I started out thinking of a multi element wing. Foil section from Steve Clark's Open Wing with a cord scaled down to 85%. I am sure I could do it, but I am not convinced that it would be that much better than a simple flapped wing.

My efforts with XFLR5 have been just plugging in different stuff to see how it affects the results. My background (mechanical engineer, son of an aeronautical engineer) is such that the simpler aspects (laminar vs. turbulent) are easy, but I really do not want to dive into the deeper theory stuff.

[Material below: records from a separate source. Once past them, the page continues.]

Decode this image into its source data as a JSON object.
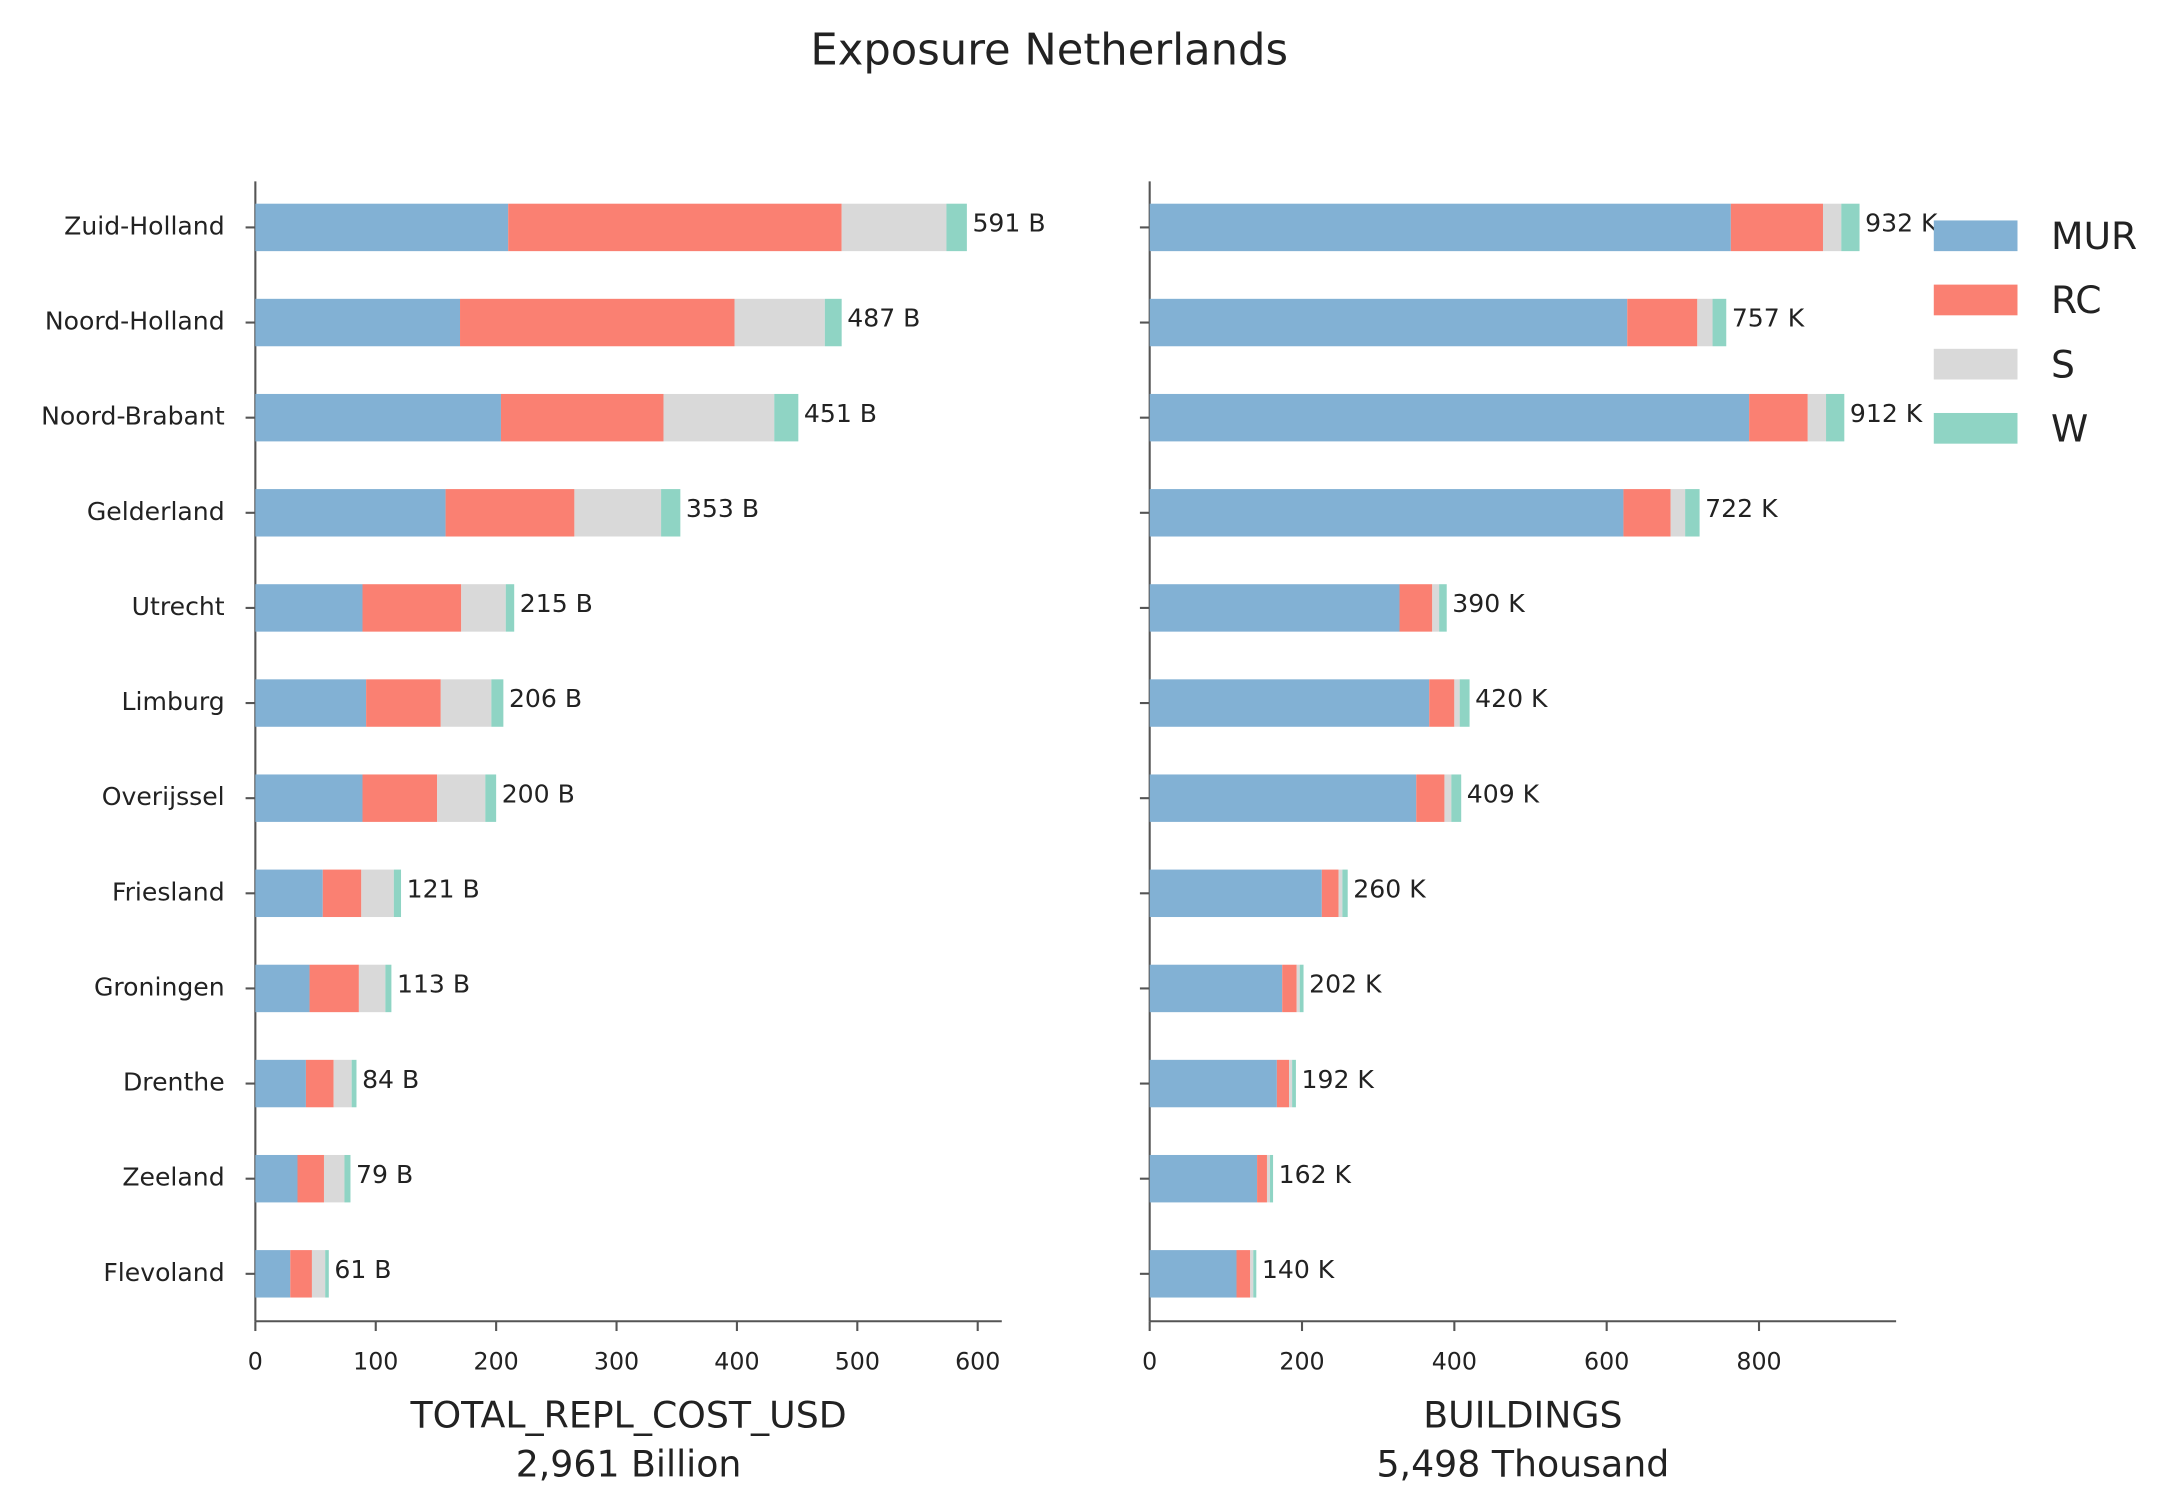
{
  "title": "Exposure Netherlands",
  "chart_data": [
    {
      "type": "bar",
      "orientation": "horizontal",
      "stacked": true,
      "categories": [
        "Zuid-Holland",
        "Noord-Holland",
        "Noord-Brabant",
        "Gelderland",
        "Utrecht",
        "Limburg",
        "Overijssel",
        "Friesland",
        "Groningen",
        "Drenthe",
        "Zeeland",
        "Flevoland"
      ],
      "series": [
        {
          "name": "MUR",
          "color": "#82b1d4",
          "values": [
            210,
            170,
            204,
            158,
            89,
            92,
            89,
            56,
            45,
            42,
            35,
            29
          ]
        },
        {
          "name": "RC",
          "color": "#fa8072",
          "values": [
            277,
            228,
            135,
            107,
            82,
            62,
            62,
            32,
            41,
            23,
            22,
            18
          ]
        },
        {
          "name": "S",
          "color": "#d9d9d9",
          "values": [
            87,
            75,
            92,
            72,
            37,
            42,
            40,
            27,
            22,
            15,
            17,
            11
          ]
        },
        {
          "name": "W",
          "color": "#8fd4c4",
          "values": [
            17,
            14,
            20,
            16,
            7,
            10,
            9,
            6,
            5,
            4,
            5,
            3
          ]
        }
      ],
      "totals": {
        "values": [
          591,
          487,
          451,
          353,
          215,
          206,
          200,
          121,
          113,
          84,
          79,
          61
        ],
        "value_labels": [
          "591 B",
          "487 B",
          "451 B",
          "353 B",
          "215 B",
          "206 B",
          "200 B",
          "121 B",
          "113 B",
          "84 B",
          "79 B",
          "61 B"
        ]
      },
      "xlim": [
        0,
        620
      ],
      "xticks": [
        0,
        100,
        200,
        300,
        400,
        500,
        600
      ],
      "xlabel": "TOTAL_REPL_COST_USD",
      "xlabel_note": "2,961 Billion"
    },
    {
      "type": "bar",
      "orientation": "horizontal",
      "stacked": true,
      "series": [
        {
          "name": "MUR",
          "color": "#82b1d4",
          "values": [
            763,
            627,
            787,
            622,
            328,
            367,
            350,
            226,
            174,
            167,
            141,
            114
          ]
        },
        {
          "name": "RC",
          "color": "#fa8072",
          "values": [
            121,
            92,
            77,
            62,
            43,
            33,
            37,
            22,
            19,
            16,
            13,
            18
          ]
        },
        {
          "name": "S",
          "color": "#d9d9d9",
          "values": [
            24,
            20,
            24,
            19,
            9,
            7,
            9,
            5,
            4,
            4,
            4,
            4
          ]
        },
        {
          "name": "W",
          "color": "#8fd4c4",
          "values": [
            24,
            18,
            24,
            19,
            10,
            13,
            13,
            7,
            5,
            5,
            4,
            4
          ]
        }
      ],
      "totals": {
        "values": [
          932,
          757,
          912,
          722,
          390,
          420,
          409,
          260,
          202,
          192,
          162,
          140
        ],
        "value_labels": [
          "932 K",
          "757 K",
          "912 K",
          "722 K",
          "390 K",
          "420 K",
          "409 K",
          "260 K",
          "202 K",
          "192 K",
          "162 K",
          "140 K"
        ]
      },
      "xlim": [
        0,
        980
      ],
      "xticks": [
        0,
        200,
        400,
        600,
        800
      ],
      "xlabel": "BUILDINGS",
      "xlabel_note": "5,498 Thousand",
      "legend": "upper right"
    }
  ]
}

I would rather focus on bigger picture things like combining cost, structural, aero and construction considerations together for a package that would be more useful for those that would like to build out of their garage.

 

Not much help in response to past 40, but I have kept pluggoing at it.

I was not real happy with my results for either max lift (Cl) or for low reynolds number performance. I started over & have made some progress on both of these with my GOE 679 based foil.

 

Hi P Flados,
It looks like a tadpole, I hope it will not metamorphosise into a frog.
Very interesting indeed, keep up the good work.
I look forward to your further revelations.
Cheers,
Adam

 

I'm not familiar with XFLR5 graphics. Are the green dots on the circles your actual coordinates? If so, and this is what XFLR5 feeds into XFOIL, then you have one panel and one boundary layer finite-difference interval over the entire flap! Imagine running Fluent with one grid cell over the flap. The resulting solution will be mostly nonsense.

You need to make sure you have enough panels on the airfoil to get a grid-converged solution. For this kind of geometry I wouldn't use fewer than about 200 panels.

Also, the blunt trailing edge base should be roughly perpendicular to the flap centerline. You have a steep bevel which influence the Kutta condition in some possibly weird way.